A Victory for Human Rights: Marlin Mine in Guatemala Ordered to Shut
After tireless campaigning by the indigenous people of Guatemala and international solidarity organizations, including Grassroots International, the Goldcorp Marlin Mine has been ordered to shut by the Inter-American Commission on Human Rights. This is a huge victory for local Mayan residents who have fought for the past six years to hold Goldcorp accountable for appalling social and environmental problems caused by the mine. Grassroots International supported their struggle for justice by funding indigenous representatives to attend meetings with allies in Canada and the United States as well as hearings at the Inter-American Commission on Human Rights.
The Marlin mine, owned and operated by Goldcorp, Inc of Canada, is a combined underground and open pit operation currently worth $416-million for its gold and silver production. The mine has caused numerous violations to local communities’ right to life and health and was established without their free, prior, and informed consent — a right enshrined in the U.N. Declaration on the Rights of Indigenous Peoples. Other violations have included heavy metals and arsenic contamination of waterways, structural damage (caused by detonations at the mine site) to hundreds of nearby homes resulting in long-term human displacement, and the murder of at least two protesters in 2005 by mine guards.

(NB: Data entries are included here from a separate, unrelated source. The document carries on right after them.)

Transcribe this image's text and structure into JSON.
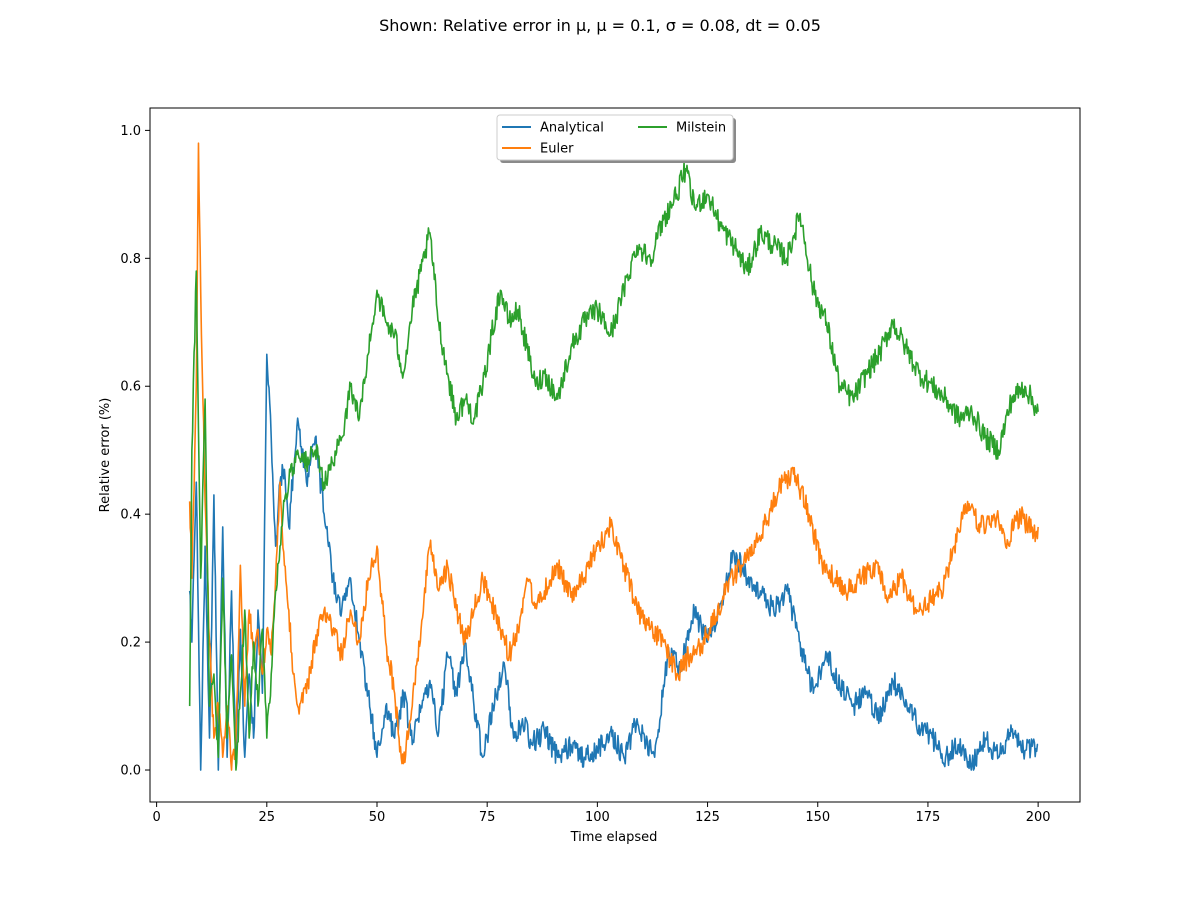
{
  "figure": {
    "title": "Shown: Relative error in μ, μ = 0.1, σ = 0.08, dt = 0.05"
  },
  "chart_data": {
    "type": "line",
    "title": "Shown: Relative error in μ, μ = 0.1, σ = 0.08, dt = 0.05",
    "xlabel": "Time elapsed",
    "ylabel": "Relative error (%)",
    "xlim": [
      -1.5,
      209.5
    ],
    "ylim": [
      -0.05,
      1.035
    ],
    "xticks": [
      0,
      25,
      50,
      75,
      100,
      125,
      150,
      175,
      200
    ],
    "xtick_labels": [
      "0",
      "25",
      "50",
      "75",
      "100",
      "125",
      "150",
      "175",
      "200"
    ],
    "yticks": [
      0.0,
      0.2,
      0.4,
      0.6,
      0.8,
      1.0
    ],
    "ytick_labels": [
      "0.0",
      "0.2",
      "0.4",
      "0.6",
      "0.8",
      "1.0"
    ],
    "grid": false,
    "legend": {
      "placement": "upper center",
      "columns": 2,
      "shadow": true
    },
    "series": [
      {
        "name": "Analytical",
        "color": "#1f77b4",
        "x": [
          7.5,
          8,
          9,
          10,
          11,
          12,
          13,
          14,
          15,
          16,
          17,
          18,
          19,
          20,
          21,
          22,
          23,
          24,
          25,
          26,
          27,
          28,
          29,
          30,
          32,
          34,
          36,
          38,
          40,
          42,
          44,
          46,
          48,
          50,
          52,
          54,
          56,
          58,
          60,
          62,
          64,
          66,
          68,
          70,
          72,
          74,
          75,
          77,
          79,
          81,
          83,
          85,
          88,
          91,
          94,
          97,
          100,
          103,
          106,
          109,
          111,
          113,
          116,
          119,
          122,
          125,
          128,
          131,
          134,
          137,
          140,
          143,
          146,
          149,
          152,
          155,
          158,
          161,
          164,
          167,
          170,
          173,
          176,
          179,
          182,
          185,
          188,
          191,
          194,
          197,
          200
        ],
        "y": [
          0.28,
          0.2,
          0.45,
          0.0,
          0.35,
          0.05,
          0.43,
          0.0,
          0.38,
          0.02,
          0.28,
          0.01,
          0.22,
          0.02,
          0.15,
          0.05,
          0.25,
          0.12,
          0.65,
          0.52,
          0.35,
          0.45,
          0.47,
          0.38,
          0.55,
          0.45,
          0.52,
          0.4,
          0.3,
          0.25,
          0.3,
          0.2,
          0.12,
          0.02,
          0.1,
          0.05,
          0.12,
          0.04,
          0.1,
          0.14,
          0.06,
          0.18,
          0.12,
          0.2,
          0.1,
          0.02,
          0.05,
          0.12,
          0.16,
          0.05,
          0.08,
          0.04,
          0.06,
          0.02,
          0.04,
          0.02,
          0.03,
          0.06,
          0.02,
          0.08,
          0.04,
          0.02,
          0.18,
          0.16,
          0.25,
          0.2,
          0.26,
          0.34,
          0.3,
          0.28,
          0.25,
          0.28,
          0.2,
          0.12,
          0.18,
          0.13,
          0.1,
          0.12,
          0.08,
          0.14,
          0.11,
          0.07,
          0.05,
          0.02,
          0.04,
          0.01,
          0.05,
          0.02,
          0.06,
          0.03,
          0.04
        ]
      },
      {
        "name": "Euler",
        "color": "#ff7f0e",
        "x": [
          7.5,
          8,
          9,
          9.5,
          10,
          11,
          12,
          13,
          14,
          15,
          16,
          17,
          18,
          19,
          20,
          21,
          22,
          23,
          24,
          25,
          26,
          27,
          28,
          29,
          30,
          31,
          32,
          34,
          36,
          38,
          40,
          42,
          44,
          46,
          48,
          50,
          52,
          54,
          55,
          56,
          58,
          60,
          62,
          64,
          66,
          68,
          70,
          72,
          74,
          76,
          78,
          80,
          82,
          84,
          86,
          88,
          91,
          94,
          97,
          100,
          103,
          106,
          109,
          112,
          115,
          118,
          121,
          124,
          127,
          130,
          133,
          136,
          139,
          142,
          145,
          148,
          151,
          154,
          157,
          160,
          163,
          166,
          169,
          172,
          175,
          178,
          181,
          184,
          187,
          190,
          193,
          196,
          199,
          200
        ],
        "y": [
          0.42,
          0.3,
          0.6,
          0.98,
          0.75,
          0.42,
          0.2,
          0.05,
          0.1,
          0.02,
          0.1,
          0.0,
          0.05,
          0.32,
          0.1,
          0.25,
          0.18,
          0.22,
          0.15,
          0.22,
          0.18,
          0.3,
          0.45,
          0.32,
          0.25,
          0.15,
          0.1,
          0.12,
          0.2,
          0.25,
          0.22,
          0.18,
          0.25,
          0.2,
          0.3,
          0.35,
          0.2,
          0.12,
          0.05,
          0.01,
          0.1,
          0.22,
          0.35,
          0.28,
          0.32,
          0.25,
          0.2,
          0.25,
          0.3,
          0.26,
          0.22,
          0.18,
          0.22,
          0.3,
          0.26,
          0.28,
          0.32,
          0.27,
          0.3,
          0.35,
          0.38,
          0.32,
          0.25,
          0.22,
          0.2,
          0.15,
          0.18,
          0.2,
          0.24,
          0.3,
          0.32,
          0.36,
          0.4,
          0.45,
          0.46,
          0.4,
          0.32,
          0.3,
          0.28,
          0.3,
          0.32,
          0.27,
          0.3,
          0.25,
          0.26,
          0.28,
          0.35,
          0.42,
          0.38,
          0.4,
          0.36,
          0.4,
          0.37,
          0.38
        ]
      },
      {
        "name": "Milstein",
        "color": "#2ca02c",
        "x": [
          7.5,
          8,
          9,
          10,
          11,
          12,
          13,
          14,
          15,
          16,
          17,
          18,
          19,
          20,
          21,
          22,
          23,
          24,
          25,
          26,
          27,
          28,
          29,
          30,
          32,
          34,
          36,
          38,
          40,
          42,
          44,
          46,
          48,
          50,
          52,
          54,
          56,
          58,
          60,
          62,
          64,
          66,
          68,
          70,
          72,
          74,
          76,
          78,
          80,
          82,
          84,
          86,
          88,
          91,
          94,
          97,
          100,
          103,
          106,
          109,
          112,
          115,
          118,
          120,
          122,
          125,
          128,
          131,
          134,
          137,
          140,
          143,
          146,
          149,
          152,
          155,
          158,
          161,
          164,
          167,
          170,
          173,
          176,
          179,
          182,
          185,
          188,
          191,
          194,
          197,
          200
        ],
        "y": [
          0.1,
          0.5,
          0.78,
          0.3,
          0.58,
          0.1,
          0.15,
          0.02,
          0.3,
          0.05,
          0.18,
          0.0,
          0.12,
          0.25,
          0.05,
          0.2,
          0.1,
          0.22,
          0.05,
          0.15,
          0.28,
          0.35,
          0.42,
          0.45,
          0.5,
          0.48,
          0.5,
          0.45,
          0.48,
          0.52,
          0.6,
          0.55,
          0.65,
          0.75,
          0.7,
          0.68,
          0.62,
          0.72,
          0.78,
          0.84,
          0.7,
          0.62,
          0.55,
          0.58,
          0.55,
          0.6,
          0.68,
          0.75,
          0.7,
          0.72,
          0.66,
          0.6,
          0.62,
          0.58,
          0.66,
          0.7,
          0.72,
          0.68,
          0.75,
          0.82,
          0.8,
          0.86,
          0.9,
          0.94,
          0.88,
          0.9,
          0.85,
          0.82,
          0.78,
          0.84,
          0.82,
          0.8,
          0.87,
          0.75,
          0.7,
          0.6,
          0.58,
          0.62,
          0.65,
          0.7,
          0.66,
          0.62,
          0.6,
          0.58,
          0.55,
          0.56,
          0.52,
          0.5,
          0.58,
          0.6,
          0.56
        ]
      }
    ]
  }
}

The Commission’s ruling marks an important step forward both for the people of San Miguel Ixtahuacan and Sipakapa and for the protection of indigenous rights more broadly. However, the struggle is not over. Goldcorp has not issued any formal statement regarding how it will respond to the ruling, which was handed down on May 20th and reportedly required compliance within 20 days, a period that has now lapsed. “I am not aware of any official statements from the government concerning the matter,” Jeff Wilhoit, Goldcorp vice-president of investor relations, said of the ruling in a press release. Moreover, Guatemalan president Alvaro Colom has openly opposed closing the mine. Nonethess, the Commission’s ruling represents an important triumph for human rights over corporate profits , and we will post updates as practical implications of the ruling become evident.